Last time I was in Thailand for New Years, I struggled to find accommodation as left it quite late to book anything and ended up in a place that wasn’t very nice. This time however, I was able to book a few days on Koh Samui and a ferry transfer too. Samui is a lot larger than Koh Tao but not as busy as Phuket or Patong. The beach at Lamai was absolutely lovely, soft sand which seemed to go on forever and giant boulders dotted along the way. The beach wasn’t crowded and there were various bars offing happy hours, thankfully not all at the same time so had a sort of ‘long shore drift’ of cocktails and beers.

New Year’s Eve there were fireworks as you would expect but nothing dangerous like Diwali or anything.

After New Years on Koh Samui, I needed to get back to Bangkok to extend my visa for another 30 days. The reason being, my oldest school friend is visiting Thailand for a couple of weeks in January so I’m looking forward to meeting up with him and doing a sort of ‘mini tour’ if you like.

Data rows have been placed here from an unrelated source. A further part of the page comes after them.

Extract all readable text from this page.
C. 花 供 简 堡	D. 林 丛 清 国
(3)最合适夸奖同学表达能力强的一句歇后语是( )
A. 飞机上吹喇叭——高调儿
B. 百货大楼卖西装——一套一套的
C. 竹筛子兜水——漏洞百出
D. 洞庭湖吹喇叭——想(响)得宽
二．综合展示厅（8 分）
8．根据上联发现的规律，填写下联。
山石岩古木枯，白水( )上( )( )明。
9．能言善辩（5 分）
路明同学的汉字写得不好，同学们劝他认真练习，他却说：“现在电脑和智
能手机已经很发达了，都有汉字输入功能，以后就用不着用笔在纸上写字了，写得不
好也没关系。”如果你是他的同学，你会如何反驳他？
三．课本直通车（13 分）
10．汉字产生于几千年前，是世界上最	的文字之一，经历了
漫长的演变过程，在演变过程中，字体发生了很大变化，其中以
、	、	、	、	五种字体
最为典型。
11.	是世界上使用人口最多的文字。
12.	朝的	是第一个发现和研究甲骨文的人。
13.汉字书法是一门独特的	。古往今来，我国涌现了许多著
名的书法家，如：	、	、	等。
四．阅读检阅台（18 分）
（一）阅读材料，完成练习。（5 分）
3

The ferry, well catamaran, was due to leave Koh Samui at about 08.00hrs which meant as hotel pick up at 06.30hrs. Needless to say I didn’t get much sleep for fear of oversleeping and missing the boat. It was a bit of a bundle to get on but there were plenty of seats. It was a 4hour crossing back to Chumphon, stopping off at Koh Pha-ngan and Koh Tao along the way to drop some people off and pick up more. The crossing was quite rough with 4m swells. It didn’t take long for some people to be seasick but I was ok. It was just the noise of people being sick and the odd waft of vomit that didn’t go down too well. The ferry crossing was over soon enough and it was a relief to be back on dry land. Just walking down the jetty to the place where all the coaches were waiting, I could feel the sun burning the back of my neck.

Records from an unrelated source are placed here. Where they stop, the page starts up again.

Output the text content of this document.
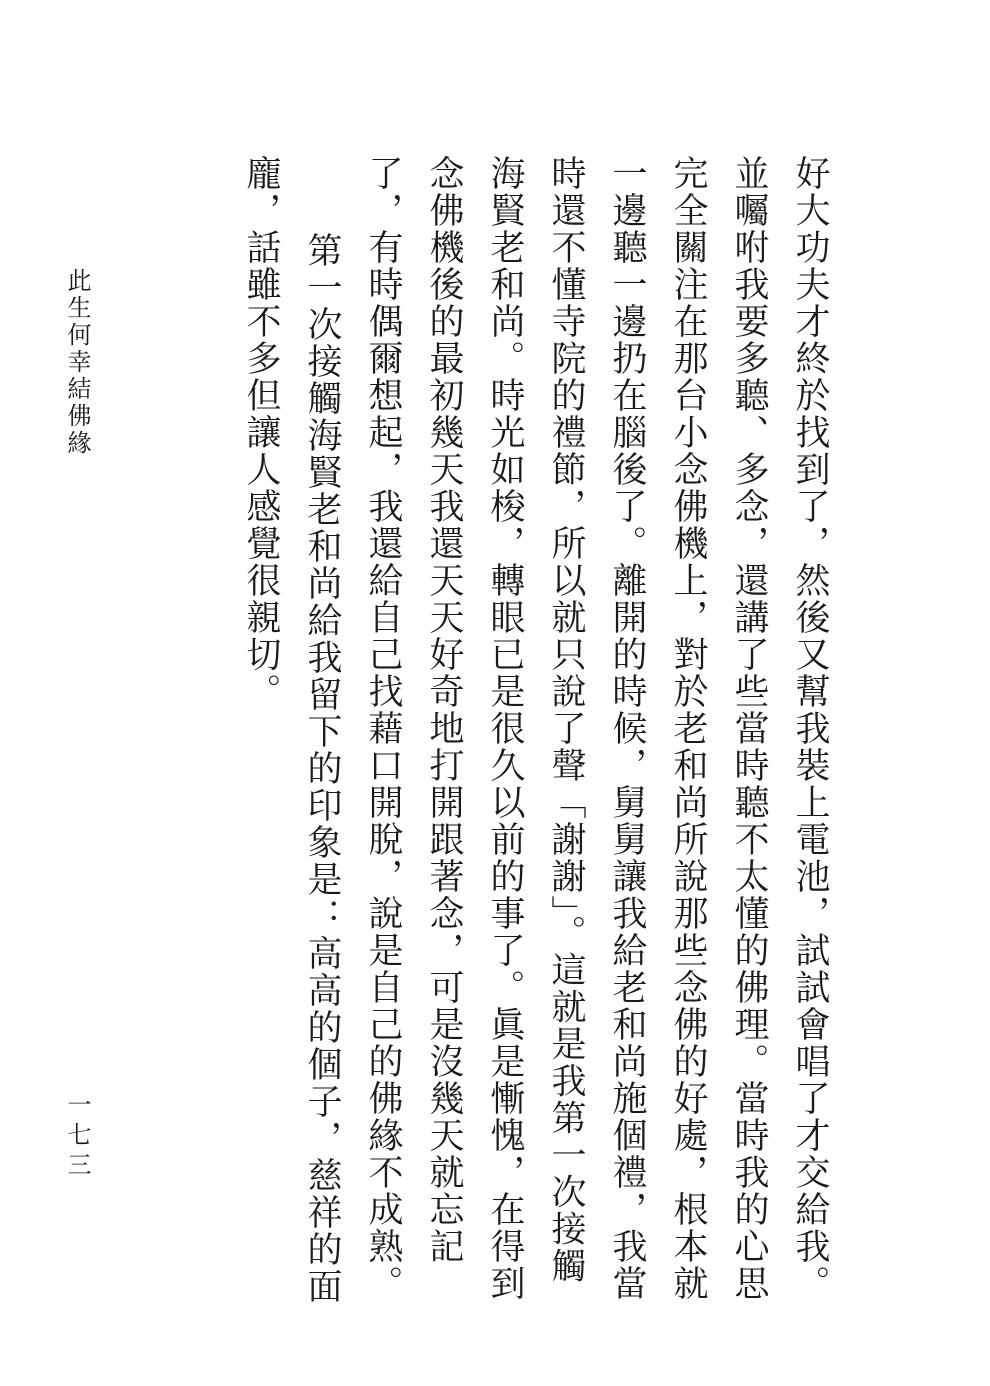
好大功夫才終於找到了，然後又幫我裝上電池，試試會唱了才交給我。並囑咐我要多聽、多念，還講了些當時聽不太懂的佛理。當時我的心思完全關注在那台小念佛機上，對於老和尚所說那些念佛的好處，根本就一邊聽一邊扔在腦後了。離開的時候，舅舅讓我給老和尚施個禮，我當時還不懂寺院的禮節，所以就只說了聲「謝謝」。這就是我第一次接觸海賢老和尚。時光如梭，轉眼已是很久以前的事了。眞是慚愧，在得到念佛機後的最初幾天我還天天好奇地打開跟著念，可是沒幾天就忘記了，有時偶爾想起，我還給自己找藉口開脫，說是自己的佛緣不成熟。

第一次接觸海賢老和尚給我留下的印象是：高高的個子，慈祥的面龐，話雖不多但讓人感覺很親切。

此生何幸結佛緣
一七三
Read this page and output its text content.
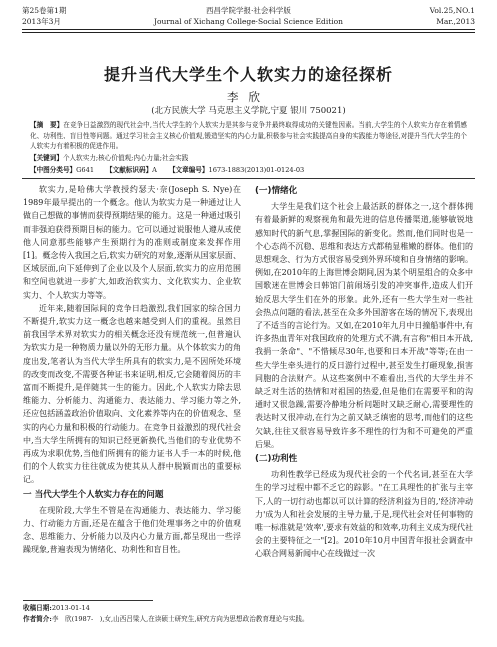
第25卷第1期	西昌学院学报·社会科学版	Vol.25,NO.1
2013年3月	Journal of Xichang College·Social Science Edition	Mar.,2013
提升当代大学生个人软实力的途径探析
李欣
(北方民族大学 马克思主义学院,宁夏 银川 750021)
【摘　要】在竞争日益激烈的现代社会中,当代大学生的个人软实力是其参与竞争并最终取得成功的关键性因素。当前,大学生的个人软实力存在着情感化、功利性、盲目性等问题。通过学习社会主义核心价值观,锻造坚实的内心力量,积极参与社会实践提高自身的实践能力等途径,对提升当代大学生的个人软实力有着积极的促进作用。
【关键词】个人软实力;核心价值观;内心力量;社会实践
【中图分类号】G641 【文献标识码】A 【文章编号】1673-1883(2013)01-0124-03

软实力,是哈佛大学教授约瑟夫·奈(Joseph S. Nye)在1989年最早提出的一个概念。他认为软实力是一种通过让人做自己想做的事情而获得预期结果的能力。这是一种通过吸引而非强迫获得预期目标的能力。它可以通过说服他人遵从或使他人同意那些能够产生预期行为的准则或制度来发挥作用[1]。概念传入我国之后,软实力研究的对象,逐渐从国家层面、区域层面,向下延伸到了企业以及个人层面,软实力的应用范围和空间也就进一步扩大,如政治软实力、文化软实力、企业软实力、个人软实力等等。

近年来,随着国际间的竞争日趋激烈,我们国家的综合国力不断提升,软实力这一概念也越来越受到人们的重视。虽然目前我国学术界对软实力的相关概念还没有规范统一,但普遍认为软实力是一种物质力量以外的无形力量。从个体软实力的角度出发,笔者认为当代大学生所具有的软实力,是不因所处环境的改变而改变,不需要各种证书来证明,相反,它会随着阅历的丰富而不断提升,是伴随其一生的能力。因此,个人软实力除去思维能力、分析能力、沟通能力、表达能力、学习能力等之外,还应包括涵盖政治价值取向、文化素养等内在的价值观念、坚实的内心力量和积极的行动能力。在竞争日益激烈的现代社会中,当大学生所拥有的知识已经更新换代,当他们的专业优势不再成为求职优势,当他们所拥有的能力证书人手一本的时候,他们的个人软实力往往就成为使其从人群中脱颖而出的重要标记。

一 当代大学生个人软实力存在的问题

在现阶段,大学生不管是在沟通能力、表达能力、学习能力、行动能力方面,还是在蕴含于他们处理事务之中的价值观念、思维能力、分析能力以及内心力量方面,都呈现出一些浮躁现象,普遍表现为情绪化、功利性和盲目性。

(一)情绪化

大学生是我们这个社会上最活跃的群体之一,这个群体拥有着最新鲜的观察视角和最先进的信息传播渠道,能够敏锐地感知时代的新气息,掌握国际的新变化。然而,他们同时也是一个心态尚不沉稳、思维和表达方式都稍显稚嫩的群体。他们的思想观念、行为方式很容易受到外界环境和自身情绪的影响。例如,在2010年的上海世博会期间,因为某个明星组合的众多中国歌迷在世博会日韩馆门前闹场引发的冲突事件,造成人们开始反思大学生们在外的形象。此外,还有一些大学生对一些社会热点问题的看法,甚至在众多外国游客在场的情况下,表现出了不适当的言论行为。又如,在2010年九月中日撞船事件中,有许多热血青年对我国政府的处理方式不满,有言称"相日本开战,我捐一条命"、"不惜倾尽30年,也要和日本开战"等等;在由一些大学生牵头进行的反日游行过程中,甚至发生打砸现象,损害同胞的合法财产。从这些案例中不难看出,当代的大学生并不缺乏对生活的热情和对祖国的热爱,但是他们在需要平和的沟通时又很急躁,需要冷静地分析问题时又缺乏耐心,需要理性的表达时又很冲动,在行为之前又缺乏缜密的思考,而他们的这些欠缺,往往又很容易导致许多不理性的行为和不可避免的严重后果。

(二)功利性

功利性教学已经成为现代社会的一个代名词,甚至在大学生的学习过程中都不乏它的踪影。"在工具理性的扩张与主宰下,人的一切行动也都以可以计算的经济利益为目的,'经济冲动力'成为人和社会发展的主导力量,于是,现代社会对任何事物的唯一标准就是'效率',要求有效益的和效率,功利主义成为现代社会的主要特征之一"[2]。2010年10月中国青年报社会调查中心联合网易新闻中心在线做过一次

收稿日期:2013-01-14
作者简介:李　欣(1987-　),女,山西吕梁人,在读硕士研究生,研究方向为思想政治教育理论与实践。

The coaches were comfortable but it was a long 9 hour journey back to Bangkok and there was only one 30min stop along the way.

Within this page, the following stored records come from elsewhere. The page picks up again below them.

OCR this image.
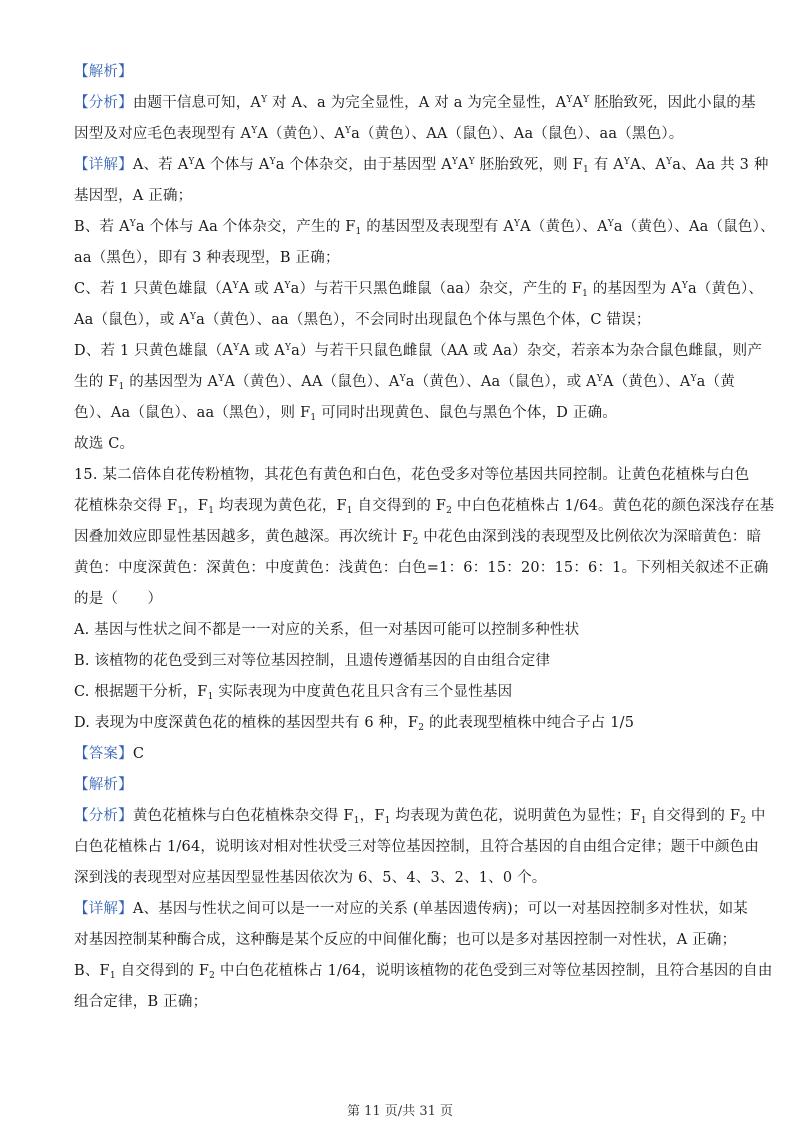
【解析】
【分析】由题干信息可知，$A^Y$ 对 A、a 为完全显性，A 对 a 为完全显性，$A^YA^Y$ 胚胎致死，因此小鼠的基
因型及对应毛色表现型有 $A^YA$（黄色）、$A^Ya$（黄色）、AA（鼠色）、Aa（鼠色）、aa（黑色）。
【详解】A、若 $A^YA$ 个体与 $A^Ya$ 个体杂交，由于基因型 $A^YA^Y$ 胚胎致死，则 $F_1$ 有 $A^YA$、$A^Ya$、Aa 共 3 种
基因型，A 正确；
B、若 $A^Ya$ 个体与 Aa 个体杂交，产生的 $F_1$ 的基因型及表现型有 $A^YA$（黄色）、$A^Ya$（黄色）、Aa（鼠色）、
aa（黑色），即有 3 种表现型，B 正确；
C、若 1 只黄色雄鼠（$A^YA$ 或 $A^Ya$）与若干只黑色雌鼠（aa）杂交，产生的 $F_1$ 的基因型为 $A^Ya$（黄色）、
Aa（鼠色），或 $A^Ya$（黄色）、aa（黑色），不会同时出现鼠色个体与黑色个体，C 错误；
D、若 1 只黄色雄鼠（$A^YA$ 或 $A^Ya$）与若干只鼠色雌鼠（AA 或 Aa）杂交，若亲本为杂合鼠色雌鼠，则产
生的 $F_1$ 的基因型为 $A^YA$（黄色）、AA（鼠色）、$A^Ya$（黄色）、Aa（鼠色），或 $A^YA$（黄色）、$A^Ya$（黄
色）、Aa（鼠色）、aa（黑色），则 $F_1$ 可同时出现黄色、鼠色与黑色个体，D 正确。
故选 C。
15. 某二倍体自花传粉植物，其花色有黄色和白色，花色受多对等位基因共同控制。让黄色花植株与白色
花植株杂交得 $F_1$，$F_1$ 均表现为黄色花，$F_1$ 自交得到的 $F_2$ 中白色花植株占 1/64。黄色花的颜色深浅存在基
因叠加效应即显性基因越多，黄色越深。再次统计 $F_2$ 中花色由深到浅的表现型及比例依次为深暗黄色：暗
黄色：中度深黄色：深黄色：中度黄色：浅黄色：白色=1：6：15：20：15：6：1。下列相关叙述不正确
的是（　　）
A. 基因与性状之间不都是一一对应的关系，但一对基因可能可以控制多种性状
B. 该植物的花色受到三对等位基因控制，且遗传遵循基因的自由组合定律
C. 根据题干分析，$F_1$ 实际表现为中度黄色花且只含有三个显性基因
D. 表现为中度深黄色花的植株的基因型共有 6 种，$F_2$ 的此表现型植株中纯合子占 1/5
【答案】C
【解析】
【分析】黄色花植株与白色花植株杂交得 $F_1$，$F_1$ 均表现为黄色花，说明黄色为显性；$F_1$ 自交得到的 $F_2$ 中
白色花植株占 1/64，说明该对相对性状受三对等位基因控制，且符合基因的自由组合定律；题干中颜色由
深到浅的表现型对应基因型显性基因依次为 6、5、4、3、2、1、0 个。
【详解】A、基因与性状之间可以是一一对应的关系 (单基因遗传病)；可以一对基因控制多对性状，如某
对基因控制某种酶合成，这种酶是某个反应的中间催化酶；也可以是多对基因控制一对性状，A 正确；
B、$F_1$ 自交得到的 $F_2$ 中白色花植株占 1/64，说明该植物的花色受到三对等位基因控制，且符合基因的自由
组合定律，B 正确；
第 11 页/共 31 页
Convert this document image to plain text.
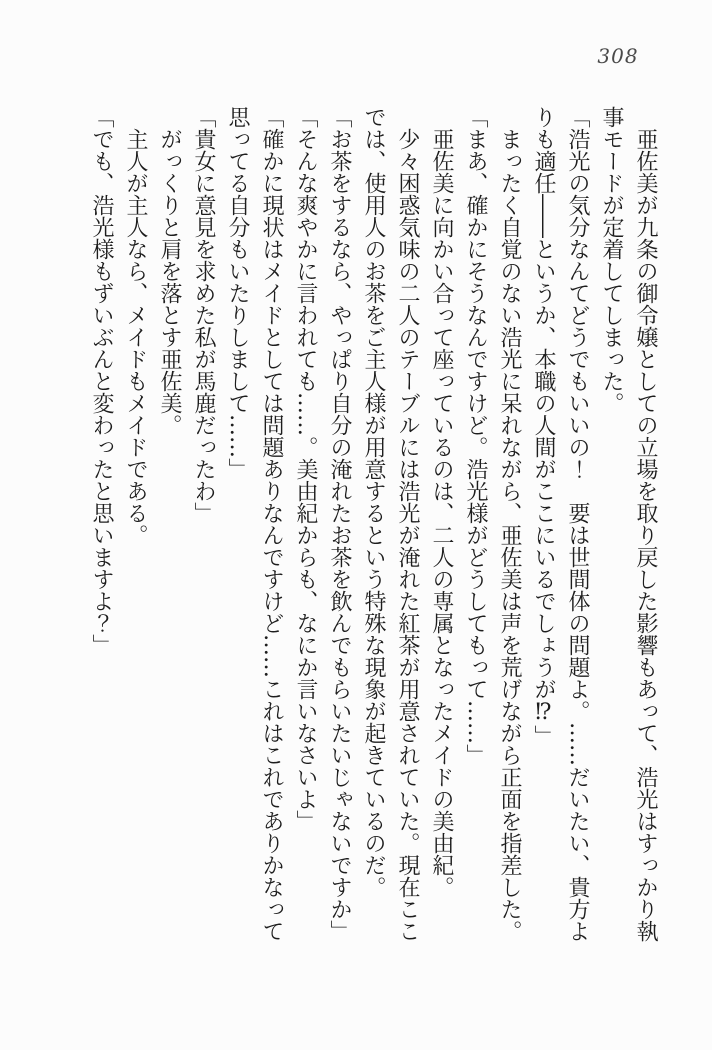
308
　亜佐美が九条の御令嬢としての立場を取り戻した影響もあって、浩光はすっかり執
事モードが定着してしまった。
「浩光の気分なんてどうでもいいの！　要は世間体の問題よ。……だいたい、貴方よ
りも適任――というか、本職の人間がここにいるでしょうが⁉」
　まったく自覚のない浩光に呆れながら、亜佐美は声を荒げながら正面を指差した。
「まあ、確かにそうなんですけど。浩光様がどうしてもって……」
　亜佐美に向かい合って座っているのは、二人の専属となったメイドの美由紀。
　少々困惑気味の二人のテーブルには浩光が淹れた紅茶が用意されていた。現在ここ
では、使用人のお茶をご主人様が用意するという特殊な現象が起きているのだ。
「お茶をするなら、やっぱり自分の淹れたお茶を飲んでもらいたいじゃないですか」
「そんな爽やかに言われても……。美由紀からも、なにか言いなさいよ」
「確かに現状はメイドとしては問題ありなんですけど……これはこれでありかなって
思ってる自分もいたりしまして……」
「貴女に意見を求めた私が馬鹿だったわ」
　がっくりと肩を落とす亜佐美。
　主人が主人なら、メイドもメイドである。
「でも、浩光様もずいぶんと変わったと思いますよ？」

Still I have done a lot longer and more uncomfortable journeys on this trip, so this was a walk in the park. We arrived in Bangkok at about 21.45 and it was only a 5min walk to the hotel. I checked in with ease and tried to sleep. Even though I was on the 6th floor, I could still hear quite clearly the live music from the bars opposite. I think if I hear another Thai rendition of John Denver’s Country Road one more time, I might loose control. It’s not a bad song, but 4 times in 3hours is a bit much.

I got up early the next day and got a transfer to the visa office. It took a couple of hours to complete, most of the time was waiting which was no issue as I had no time agenda, but it was also up and down stairs to take photocopies of everything. The appointment itself could not have lasted more than 5 minutes and soon enough, my visa was extended until 5th February.